Inmates at Naivasha, the country's biggest prison, confirmed they would forego Sunday's lunch to save money as their part in helping some of the 2,5 million people expected to require food aid just to survive by February.
"We welcome the decision with open hands as this is the first time that prisoners anywhere in the world have agreed to do this voluntarily," said Ambrose Ngare, the officer in charge of the facility.
The Kenyan Red Cross Society (KCRS), which is coordinating operations to cope with the threat of famine in the north-eastern and coastal regions, said the move strengthened their resolve to help.
"We appreciate the gesture.

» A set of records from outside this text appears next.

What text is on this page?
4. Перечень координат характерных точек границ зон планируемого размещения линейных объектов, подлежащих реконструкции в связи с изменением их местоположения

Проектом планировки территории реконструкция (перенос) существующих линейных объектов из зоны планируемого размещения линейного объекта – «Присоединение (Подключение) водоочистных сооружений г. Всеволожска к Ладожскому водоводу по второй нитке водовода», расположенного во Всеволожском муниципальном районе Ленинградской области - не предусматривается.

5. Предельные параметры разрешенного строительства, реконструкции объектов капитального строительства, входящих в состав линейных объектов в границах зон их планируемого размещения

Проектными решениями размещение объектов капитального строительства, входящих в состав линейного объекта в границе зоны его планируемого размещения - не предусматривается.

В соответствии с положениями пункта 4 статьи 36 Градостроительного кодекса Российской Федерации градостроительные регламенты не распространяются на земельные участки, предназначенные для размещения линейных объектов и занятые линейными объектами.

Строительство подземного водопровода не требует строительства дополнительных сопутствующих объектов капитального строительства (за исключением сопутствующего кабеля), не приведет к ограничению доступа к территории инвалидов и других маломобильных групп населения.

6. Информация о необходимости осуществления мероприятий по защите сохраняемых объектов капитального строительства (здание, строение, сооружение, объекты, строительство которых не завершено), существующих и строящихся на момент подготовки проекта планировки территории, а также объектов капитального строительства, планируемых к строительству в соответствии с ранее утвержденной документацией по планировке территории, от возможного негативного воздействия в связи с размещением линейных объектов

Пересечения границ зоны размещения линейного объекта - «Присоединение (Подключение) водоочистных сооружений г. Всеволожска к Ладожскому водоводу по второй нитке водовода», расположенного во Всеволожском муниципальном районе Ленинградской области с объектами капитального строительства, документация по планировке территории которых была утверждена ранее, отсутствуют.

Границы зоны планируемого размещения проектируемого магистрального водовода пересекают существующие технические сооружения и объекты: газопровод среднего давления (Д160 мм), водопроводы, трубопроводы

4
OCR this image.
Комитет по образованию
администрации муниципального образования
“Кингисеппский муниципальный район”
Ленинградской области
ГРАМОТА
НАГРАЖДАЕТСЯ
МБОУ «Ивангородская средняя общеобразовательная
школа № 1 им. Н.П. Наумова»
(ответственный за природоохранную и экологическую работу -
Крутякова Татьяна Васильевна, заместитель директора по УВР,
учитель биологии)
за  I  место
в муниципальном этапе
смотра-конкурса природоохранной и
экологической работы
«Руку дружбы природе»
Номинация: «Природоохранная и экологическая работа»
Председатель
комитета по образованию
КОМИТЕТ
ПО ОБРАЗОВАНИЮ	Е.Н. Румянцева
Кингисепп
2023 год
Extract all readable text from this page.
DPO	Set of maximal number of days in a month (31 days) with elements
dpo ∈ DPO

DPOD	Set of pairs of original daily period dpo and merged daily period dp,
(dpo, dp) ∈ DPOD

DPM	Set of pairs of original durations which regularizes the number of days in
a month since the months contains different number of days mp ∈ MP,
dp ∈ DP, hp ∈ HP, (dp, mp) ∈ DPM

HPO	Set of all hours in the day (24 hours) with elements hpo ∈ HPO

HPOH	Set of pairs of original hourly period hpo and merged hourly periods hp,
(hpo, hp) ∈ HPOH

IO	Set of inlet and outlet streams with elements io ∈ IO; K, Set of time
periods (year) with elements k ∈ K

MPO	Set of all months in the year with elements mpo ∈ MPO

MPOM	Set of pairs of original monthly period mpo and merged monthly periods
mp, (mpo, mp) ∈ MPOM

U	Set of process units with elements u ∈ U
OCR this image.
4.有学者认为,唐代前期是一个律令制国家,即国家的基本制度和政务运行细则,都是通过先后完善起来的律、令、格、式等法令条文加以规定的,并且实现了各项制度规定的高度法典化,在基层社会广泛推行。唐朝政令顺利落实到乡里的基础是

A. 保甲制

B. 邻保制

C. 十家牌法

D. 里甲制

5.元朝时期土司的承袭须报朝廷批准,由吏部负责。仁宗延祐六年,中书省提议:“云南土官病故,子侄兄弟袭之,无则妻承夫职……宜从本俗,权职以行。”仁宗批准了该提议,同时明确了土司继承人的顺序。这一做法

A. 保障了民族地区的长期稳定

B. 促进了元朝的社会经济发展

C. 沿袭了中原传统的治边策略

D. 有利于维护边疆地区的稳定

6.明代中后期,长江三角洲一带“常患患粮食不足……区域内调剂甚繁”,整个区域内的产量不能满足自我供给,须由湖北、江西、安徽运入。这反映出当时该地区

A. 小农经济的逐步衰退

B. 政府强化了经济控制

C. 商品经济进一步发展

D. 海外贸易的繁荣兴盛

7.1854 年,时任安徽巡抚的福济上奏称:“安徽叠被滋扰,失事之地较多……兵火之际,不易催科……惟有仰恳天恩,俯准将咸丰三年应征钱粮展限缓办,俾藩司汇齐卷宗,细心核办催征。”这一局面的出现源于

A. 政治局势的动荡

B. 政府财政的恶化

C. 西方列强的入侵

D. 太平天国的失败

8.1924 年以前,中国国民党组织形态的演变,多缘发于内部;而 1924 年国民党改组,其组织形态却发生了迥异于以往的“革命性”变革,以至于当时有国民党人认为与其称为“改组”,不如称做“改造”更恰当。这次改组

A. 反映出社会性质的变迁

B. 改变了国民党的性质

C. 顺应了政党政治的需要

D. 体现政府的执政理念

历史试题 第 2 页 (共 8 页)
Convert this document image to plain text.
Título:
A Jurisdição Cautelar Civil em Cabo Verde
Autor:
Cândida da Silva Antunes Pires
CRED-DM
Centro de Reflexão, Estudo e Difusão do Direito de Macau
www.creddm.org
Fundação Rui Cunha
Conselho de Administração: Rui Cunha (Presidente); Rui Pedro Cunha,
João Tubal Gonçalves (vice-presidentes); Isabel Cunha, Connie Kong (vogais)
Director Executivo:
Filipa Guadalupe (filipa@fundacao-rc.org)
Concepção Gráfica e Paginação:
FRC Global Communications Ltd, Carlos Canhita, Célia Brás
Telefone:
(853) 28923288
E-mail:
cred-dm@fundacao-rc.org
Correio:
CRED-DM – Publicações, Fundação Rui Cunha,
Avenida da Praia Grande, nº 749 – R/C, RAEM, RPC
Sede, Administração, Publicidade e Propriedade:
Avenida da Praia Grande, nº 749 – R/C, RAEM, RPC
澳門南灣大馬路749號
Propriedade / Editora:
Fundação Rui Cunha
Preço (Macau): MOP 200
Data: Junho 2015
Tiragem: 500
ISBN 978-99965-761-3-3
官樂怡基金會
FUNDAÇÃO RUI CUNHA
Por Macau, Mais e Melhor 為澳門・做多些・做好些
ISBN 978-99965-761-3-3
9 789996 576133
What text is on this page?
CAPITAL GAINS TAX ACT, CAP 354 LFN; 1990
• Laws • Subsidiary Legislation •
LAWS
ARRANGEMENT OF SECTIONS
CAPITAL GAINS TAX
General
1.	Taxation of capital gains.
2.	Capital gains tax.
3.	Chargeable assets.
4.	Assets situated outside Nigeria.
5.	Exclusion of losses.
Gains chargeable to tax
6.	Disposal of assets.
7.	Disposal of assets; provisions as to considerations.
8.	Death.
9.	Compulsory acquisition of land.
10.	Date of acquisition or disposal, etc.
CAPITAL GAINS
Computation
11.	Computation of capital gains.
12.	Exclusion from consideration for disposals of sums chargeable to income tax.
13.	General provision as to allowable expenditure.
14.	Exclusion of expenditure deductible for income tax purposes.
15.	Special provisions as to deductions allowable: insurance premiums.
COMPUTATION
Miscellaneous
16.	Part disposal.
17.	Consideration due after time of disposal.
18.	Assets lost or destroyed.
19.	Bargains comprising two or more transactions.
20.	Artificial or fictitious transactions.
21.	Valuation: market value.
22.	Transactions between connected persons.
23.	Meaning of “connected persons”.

It gives us strength to help others," said said Abdulkadir Farid, chief of disaster operations at the society.
Prisoners said they had reached the decision voluntarily once they learnt of the plight of those facing hunger through the media, which have dubbed the current crisis the "Christmas famine".
"Those suffering out there are our brothers and sisters and we need them once we get out of this place," said James Kamutu, who is serving a death sentence.
Prisoners in Kenya now have access to television and newspapers following a government reform programme launched when President Mwai Kibaki came to power in 2003 amid reports that the facilities were characterised by inhuman living conditions.
"Prisons have changed and we can afford to give our brothers some of our food rations without getting affected," said Simon Ole Sakrop, another death row inmate.
On Friday, Kibaki renewed an appeal for $100-million to meet a shortfall in funding to help in coping with severe food and water shortages, which has thus far claimed at least 20 lives and hundreds of livestock in northern Kenya.